Seattle set to fund first city-based gun violence research
Mar 22, 2013, 4:11 PM | Updated: 4:11 pm
Seattle may become the first American city to directly fund gun violence research.
According to NBC News, the Seattle City Council could distribute $153,000 within the subsequent month to local researchers of injury prevention.
“It will have significance in the fact that it’s a city doing it, not a state or a federal agency,” said Tim Burgess, the Seattle City Council member who has led the subcommittee promoting the cause. “It’s our statement against what Congress has prohibited for 17 or 18 years now. Shame on them for that.”
Congress originally cut $2.6 million funded to the Centers for Disease Control and Prevention for gun studies in the 1990s. However, after sending the finances to research related to harmful brain injuries, President Barack Obama demanded that $10 million be utilized for updated gun violence research.
Regardless of the monetary concerns, there are some scholars who believe the shortage of information about gun violence has perpetuated significant ramifications throughout the U.S.

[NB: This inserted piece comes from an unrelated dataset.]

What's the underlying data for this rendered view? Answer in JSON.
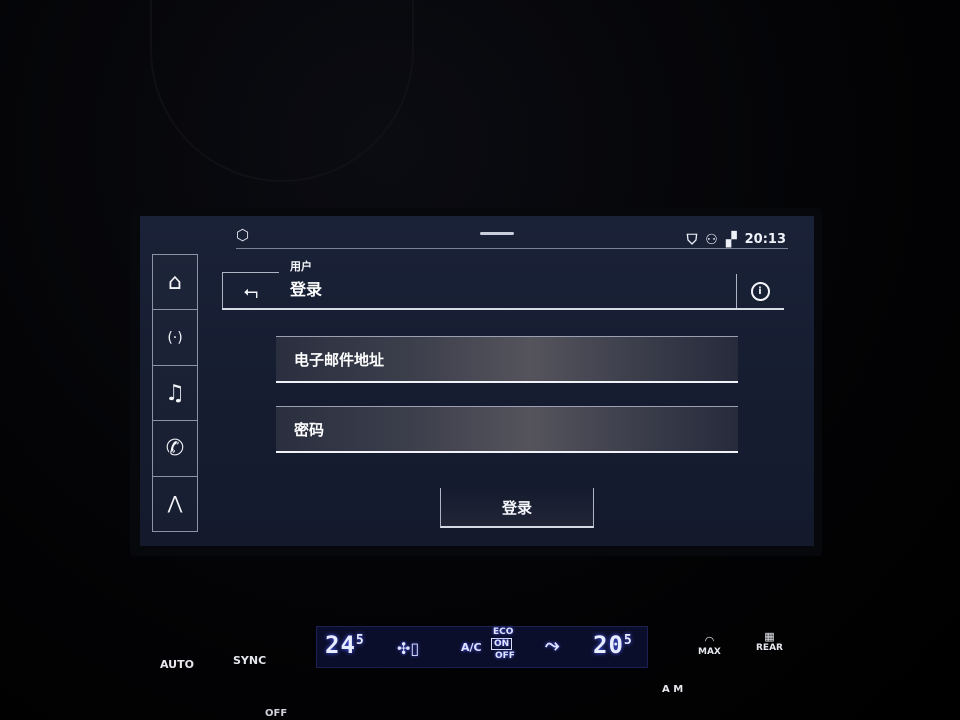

“One of the big needs right now is that there’s still a lack of data on the problems of gun violence,” said Dr. Frederick Rivara, a professor of pediatrics and a researcher at Harborview Injury Prevention and Research Center at the University of Washington School of Medicine.
“One of the things that’s come up in this whole discussion of guns is mental illness and substance abuse. We’re planning to link existing data sets to identify that if you have these problems, what are the risks of having gun problems in the future?”
Rivera said that although it will be approximately one year until the data is collected and analyzed, the goal of this city-based research will be to help prevent tragedies similar to the Newtown, Conn., shooting.